To John Parke
Mount Vernon March 23d 1787
I have receeved the 2 Vol. of your poetical works which you were so polite as to send me and for which I beg you to accept of my best thanks⟨.⟩ The Honor which you have done me in dedicating your book to me merits my grateful acknowledgements; altho’ I have refused many applications which have been made to dedicate litterary performances to me—yet I always wish to give every possible encouragement to those works of Genius which are the production of an American.

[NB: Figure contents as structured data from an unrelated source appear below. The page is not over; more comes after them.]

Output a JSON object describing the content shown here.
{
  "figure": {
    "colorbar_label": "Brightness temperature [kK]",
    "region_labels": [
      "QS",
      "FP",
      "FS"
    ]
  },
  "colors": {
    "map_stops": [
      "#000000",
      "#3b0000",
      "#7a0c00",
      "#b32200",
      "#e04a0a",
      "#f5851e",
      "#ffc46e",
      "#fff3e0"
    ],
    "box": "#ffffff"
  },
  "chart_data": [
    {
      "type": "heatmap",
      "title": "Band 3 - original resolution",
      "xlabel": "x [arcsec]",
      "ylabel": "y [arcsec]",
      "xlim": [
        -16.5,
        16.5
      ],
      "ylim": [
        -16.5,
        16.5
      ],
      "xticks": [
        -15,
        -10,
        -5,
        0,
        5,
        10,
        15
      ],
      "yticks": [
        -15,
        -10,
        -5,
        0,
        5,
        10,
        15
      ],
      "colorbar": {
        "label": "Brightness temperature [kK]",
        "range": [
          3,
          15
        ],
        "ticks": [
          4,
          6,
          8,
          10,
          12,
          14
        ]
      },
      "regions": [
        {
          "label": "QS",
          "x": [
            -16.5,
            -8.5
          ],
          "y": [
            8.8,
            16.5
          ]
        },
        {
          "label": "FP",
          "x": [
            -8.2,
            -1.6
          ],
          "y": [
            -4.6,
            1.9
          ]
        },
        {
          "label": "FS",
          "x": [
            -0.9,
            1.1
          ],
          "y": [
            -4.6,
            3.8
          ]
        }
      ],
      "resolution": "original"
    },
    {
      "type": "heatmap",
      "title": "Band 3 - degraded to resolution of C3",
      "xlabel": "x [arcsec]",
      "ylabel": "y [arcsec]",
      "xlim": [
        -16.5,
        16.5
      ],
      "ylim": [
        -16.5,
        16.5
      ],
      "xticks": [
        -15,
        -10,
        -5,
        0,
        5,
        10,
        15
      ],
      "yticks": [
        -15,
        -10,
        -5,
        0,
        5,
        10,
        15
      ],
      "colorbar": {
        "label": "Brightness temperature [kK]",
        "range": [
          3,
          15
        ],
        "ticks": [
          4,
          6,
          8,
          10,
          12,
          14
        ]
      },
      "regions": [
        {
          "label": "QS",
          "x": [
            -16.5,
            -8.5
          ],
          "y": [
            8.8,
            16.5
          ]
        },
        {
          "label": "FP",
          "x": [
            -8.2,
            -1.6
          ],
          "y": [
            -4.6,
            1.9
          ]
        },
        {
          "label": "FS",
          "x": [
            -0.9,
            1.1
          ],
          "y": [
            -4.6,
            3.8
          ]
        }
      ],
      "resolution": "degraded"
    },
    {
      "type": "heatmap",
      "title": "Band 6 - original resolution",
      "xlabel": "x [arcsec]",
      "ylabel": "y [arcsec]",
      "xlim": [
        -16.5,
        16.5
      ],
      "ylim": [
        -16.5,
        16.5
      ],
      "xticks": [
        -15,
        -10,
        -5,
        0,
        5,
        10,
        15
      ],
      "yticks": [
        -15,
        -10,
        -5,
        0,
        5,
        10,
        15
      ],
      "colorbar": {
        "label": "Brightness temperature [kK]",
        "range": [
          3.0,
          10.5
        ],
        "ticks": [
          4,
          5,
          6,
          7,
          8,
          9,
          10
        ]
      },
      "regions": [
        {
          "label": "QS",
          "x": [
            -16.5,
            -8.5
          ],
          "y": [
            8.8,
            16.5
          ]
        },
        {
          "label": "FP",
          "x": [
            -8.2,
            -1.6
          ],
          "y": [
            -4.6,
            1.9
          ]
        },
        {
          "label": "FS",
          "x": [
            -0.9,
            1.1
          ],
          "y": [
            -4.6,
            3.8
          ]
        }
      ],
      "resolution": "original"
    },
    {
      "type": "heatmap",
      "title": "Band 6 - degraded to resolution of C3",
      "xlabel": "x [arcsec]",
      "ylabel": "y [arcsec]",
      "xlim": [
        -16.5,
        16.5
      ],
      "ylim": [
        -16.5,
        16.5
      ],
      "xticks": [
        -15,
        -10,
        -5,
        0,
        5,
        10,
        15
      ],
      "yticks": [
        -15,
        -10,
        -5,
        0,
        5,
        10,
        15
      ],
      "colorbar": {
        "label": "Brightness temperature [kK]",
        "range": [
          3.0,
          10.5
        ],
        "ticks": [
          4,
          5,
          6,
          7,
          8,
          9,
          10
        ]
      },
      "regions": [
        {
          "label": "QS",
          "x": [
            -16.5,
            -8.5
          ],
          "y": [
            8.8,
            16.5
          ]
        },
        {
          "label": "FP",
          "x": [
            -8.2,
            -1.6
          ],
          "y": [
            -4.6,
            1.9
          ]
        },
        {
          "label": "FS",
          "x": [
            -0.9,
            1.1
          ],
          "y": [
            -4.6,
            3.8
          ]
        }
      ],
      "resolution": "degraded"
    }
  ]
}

Had I know[n] of your intention to publish your work I would with pleasure have become a subscriber. I am Sir Yr Most Obed. Hble Servt
John Parke (1754–1789), of Poplar Grove, Kent County, Del., served as a lieutenant colonel in the Continental army until 1778. He had Eleazar Oswald of Philadelphia print for him in 1786 his The Lyric Works of Horace, Translated into English Verse: To Which Are Added a Number of Original Poems. Included in the volume is a pastoral play set at Mount Vernon with Washington as Daphnis surrounded by singing shepherds and shepherdesses, hunters and huntresses. The poem is entitled: Virginia: A Pastoral Drama, on the Birth-Day of an Illustrious Personage and the Return of Peace, February 11th, 1784. Parke dedicated the volume “To his excellency, George Washington, Esq. L.L.D. late General and Commander in Chief of the Armies of the United States of America, Marechal of France, &c. &c. &c.” (Griffin, Boston Athenæum Collection, description begins Appleton P. C. Griffin, comp. A Catalogue of the Washington Collection in the Boston Athenæum. Cambridge, Mass., 1897. description ends 159–60).